Le mausolée de Lumumba est profané au moment où l’histoire est en train de dire son mot à l’Ouest de l’Afrique. Là-bas, trois pays rompant avec la Conférence de Berlin ont créé une confédération portée par des peuples émancipés de la tutelle colonialiste. L’histoire est en train de dire son mot dans un Sud Global décidé à impulser un monde à la fois polycentré et polyphonique et auquel l’Afrique prend une part active comme l’atteste la dernière rencontre sur »l’esprit des BRICS »[3] en Afrique du Sud.

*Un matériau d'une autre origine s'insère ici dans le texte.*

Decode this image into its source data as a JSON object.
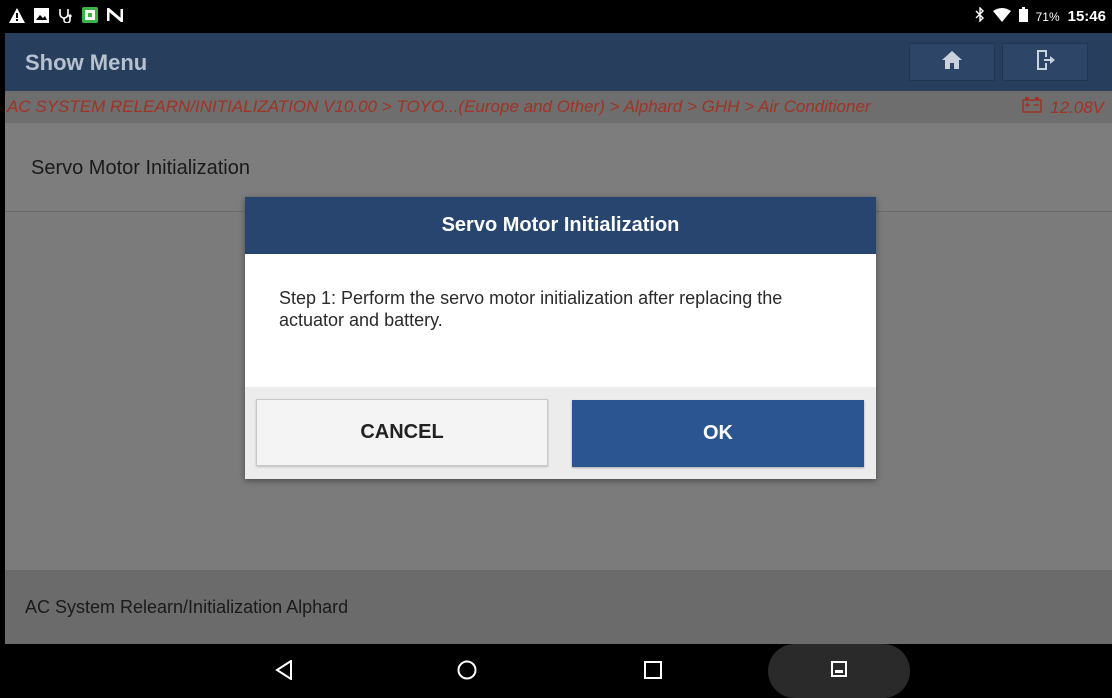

Le mausolée de Lumumba est profané au moment où certains de ses compatriotes se rappellent qu’ils ne sont pas seuls dans la guerre que leur livre les tenants du monde unipolaire et croient qu’il est temps de diversifier le partenariat stratégique et d’aller vers les pays africains, européens et asiatiques émergés. Effectivement, cette autre prophétie est en train de réaliser. A ce sujet, Lumumba disait : « Nous ne sommes pas seuls. L’Afrique, l’Asie et les peuples libres et libérés de tous les coins du monde se trouveront toujours aux côtés de millions de congolais qui n’abandonneront la lutte que le jour où il n’y aura plus de colonisateurs et leurs mercenaires dans notre pays. »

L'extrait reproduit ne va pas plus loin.